Hawkins proposes switching spring and summer breaks

By on Monday, February 22nd, 2021 in Columbia Basin News More Top Stories

OLYMPIA – Washington Sen. Brad Hawkins (R-East Wenatchee) is urging school districts throughout the state to preserve what’s left of the current 180-day school year by switching spring and summer breaks.

Hawkins, the ranking Republican on the Senate Education Committee, said that with very few school districts back to normal operations, he believes they should change their one-week spring break with their 10 to 12 week summer break. He said that would allow districts to move on to full in-person summer instruction prior to a 2021-22 school year that he hopes will be normal.

“I am a big proponent of reimagining the school calendar in the long term, especially as our state prepares to pull out of this pandemic,” he said. This year is unique and also presents an opportunity for us to thin differently.”

In addition to being on the Senate’s Early Learning and K-12 Education Committee, Hawkins is a former school board member and the father of two public school students.

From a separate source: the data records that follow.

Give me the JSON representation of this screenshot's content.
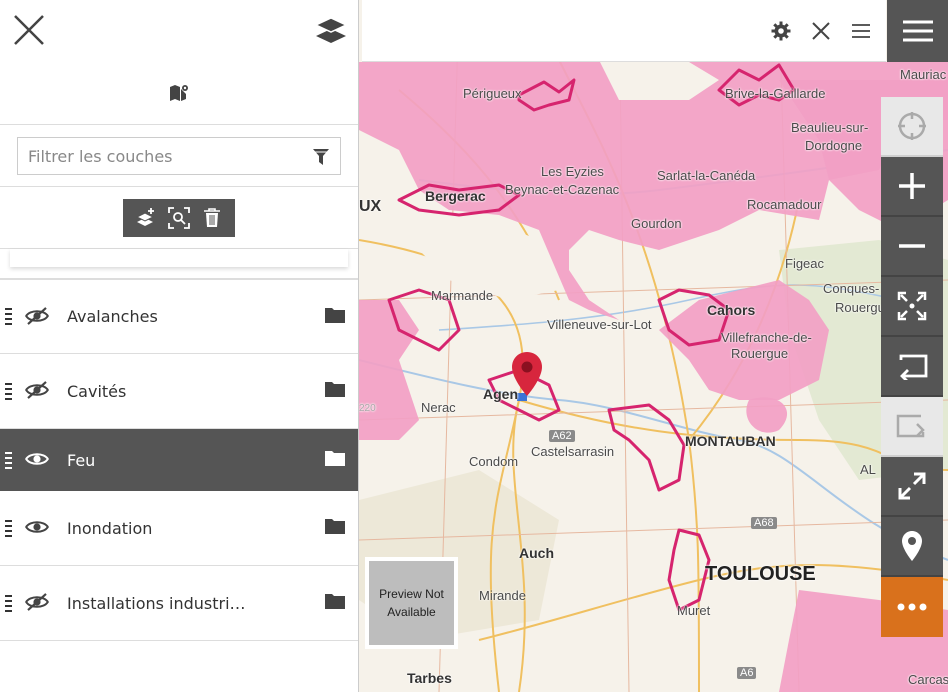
{
  "map": {
    "labels": {
      "perigueux": "Périgueux",
      "brive": "Brive-la-Gaillarde",
      "beaulieu": "Beaulieu-sur-",
      "dordogne": "Dordogne",
      "mauriac": "Mauriac",
      "eyzies": "Les Eyzies",
      "beynac": "Beynac-et-Cazenac",
      "sarlat": "Sarlat-la-Canéda",
      "bergerac": "Bergerac",
      "rocamadour": "Rocamadour",
      "gourdon": "Gourdon",
      "figeac": "Figeac",
      "conques": "Conques-",
      "rouergue_r": "Rouergu",
      "marmande": "Marmande",
      "villeneuve": "Villeneuve-sur-Lot",
      "cahors": "Cahors",
      "villefranche1": "Villefranche-de-",
      "villefranche2": "Rouergue",
      "nerac": "Nerac",
      "agen": "Agen",
      "a62": "A62",
      "castelsarrasin": "Castelsarrasin",
      "montauban": "MONTAUBAN",
      "al": "AL",
      "condom": "Condom",
      "auch": "Auch",
      "toulouse": "TOULOUSE",
      "mirande": "Mirande",
      "muret": "Muret",
      "a68": "A68",
      "a6x": "A6",
      "tarbes": "Tarbes",
      "carca": "Carcas",
      "ux": "UX",
      "a20": "220"
    }
  },
  "preview": {
    "text_line1": "Preview Not",
    "text_line2": "Available"
  },
  "panel": {
    "filter_placeholder": "Filtrer les couches",
    "layers": [
      {
        "name": "Avalanches",
        "visible": false,
        "active": false
      },
      {
        "name": "Cavités",
        "visible": false,
        "active": false
      },
      {
        "name": "Feu",
        "visible": true,
        "active": true
      },
      {
        "name": "Inondation",
        "visible": true,
        "active": false
      },
      {
        "name": "Installations industri…",
        "visible": false,
        "active": false
      }
    ]
  },
  "toolbar_icons": [
    "locate-icon",
    "zoom-in-icon",
    "zoom-out-icon",
    "zoom-extent-icon",
    "previous-view-icon",
    "next-view-icon",
    "fullscreen-icon",
    "marker-icon",
    "more-icon"
  ],
  "colors": {
    "risk_pink": "#f2a0c4",
    "risk_border": "#d6246e",
    "toolbar_dark": "#555555",
    "toolbar_orange": "#d9711c"
  }
}
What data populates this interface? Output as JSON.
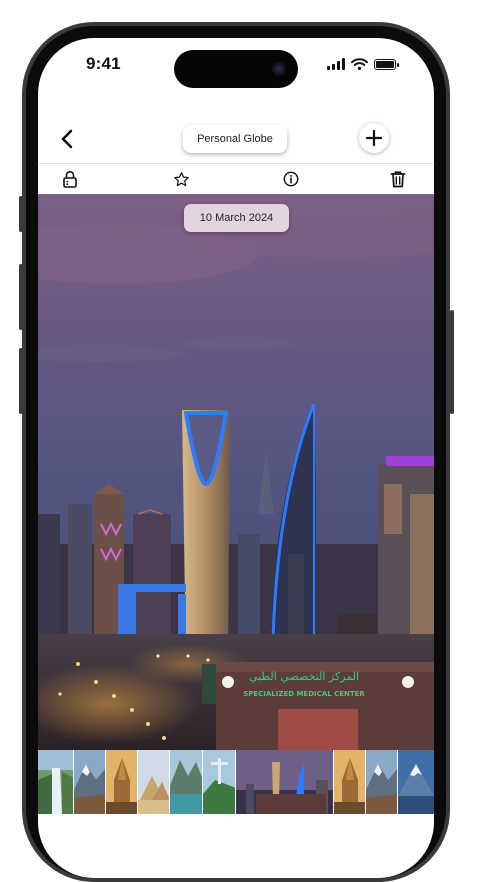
{
  "status_bar": {
    "time": "9:41"
  },
  "header": {
    "album_title": "Personal Globe"
  },
  "toolbar": {
    "icons": [
      "lock-icon",
      "star-icon",
      "info-icon",
      "trash-icon"
    ]
  },
  "photo": {
    "date": "10 March 2024",
    "signs": {
      "arabic": "المركز التخصصي الطبي",
      "english": "SPECIALIZED MEDICAL CENTER"
    }
  },
  "thumbnails": [
    {
      "subject": "waterfall"
    },
    {
      "subject": "snowy-mountain"
    },
    {
      "subject": "temple"
    },
    {
      "subject": "pyramids"
    },
    {
      "subject": "lake-mountains"
    },
    {
      "subject": "christ-statue"
    },
    {
      "subject": "city-skyline",
      "selected": true
    },
    {
      "subject": "temple"
    },
    {
      "subject": "snowy-mountain"
    },
    {
      "subject": "mountain-fuji"
    }
  ],
  "colors": {
    "accent_blue": "#2f7bff",
    "sign_green": "#35d07a"
  }
}
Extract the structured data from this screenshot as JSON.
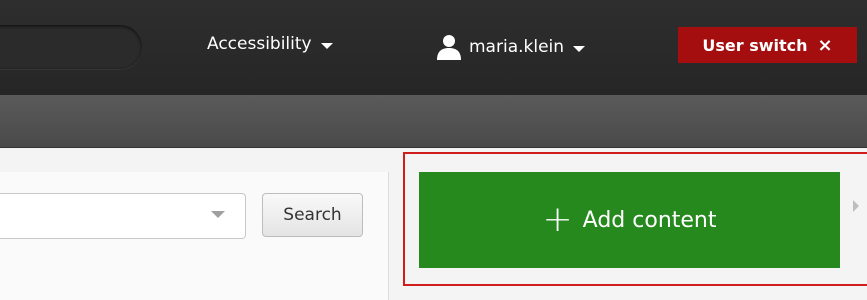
{
  "toolbar": {
    "accessibility_label": "Accessibility",
    "user_label": "maria.klein",
    "user_switch_label": "User switch",
    "user_switch_close": "×"
  },
  "search": {
    "select_value": "",
    "button_label": "Search"
  },
  "content": {
    "add_label": "Add content",
    "add_icon": "+"
  },
  "colors": {
    "topbar": "#2a2a2a",
    "user_switch": "#a50e0e",
    "add_button": "#26891e",
    "highlight_outline": "#d01c1c"
  }
}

Hawkins said with the swap, school staff will be vaccinated, COVID rates will likely have fallen, and all districts could offer full in-person instruction. In addition he said that will give the districts plenty of time to prepare for summer instruction.

“The state provides districts full flexibility on how they spread their 180 instruction days,” Hawkins said. “Most school districts would agree that in-person instruction is ideal. With the state taking so long for school employee vaccinations and few districts (are) seemingly eager to resume their full operations, it makes sense to me to cut those losses, swap those breaks, and move ahead.”

Hawkins acknowledged that a mid-year school calendar change is not without challenges, including gaining support from unions and local bargaining groups. He said some of the funds allocated for K-12 education assistance due to COVID-19 could offset those challenges.

“We need to figure something out,” Hawkins said. “Our students and families deserve it.”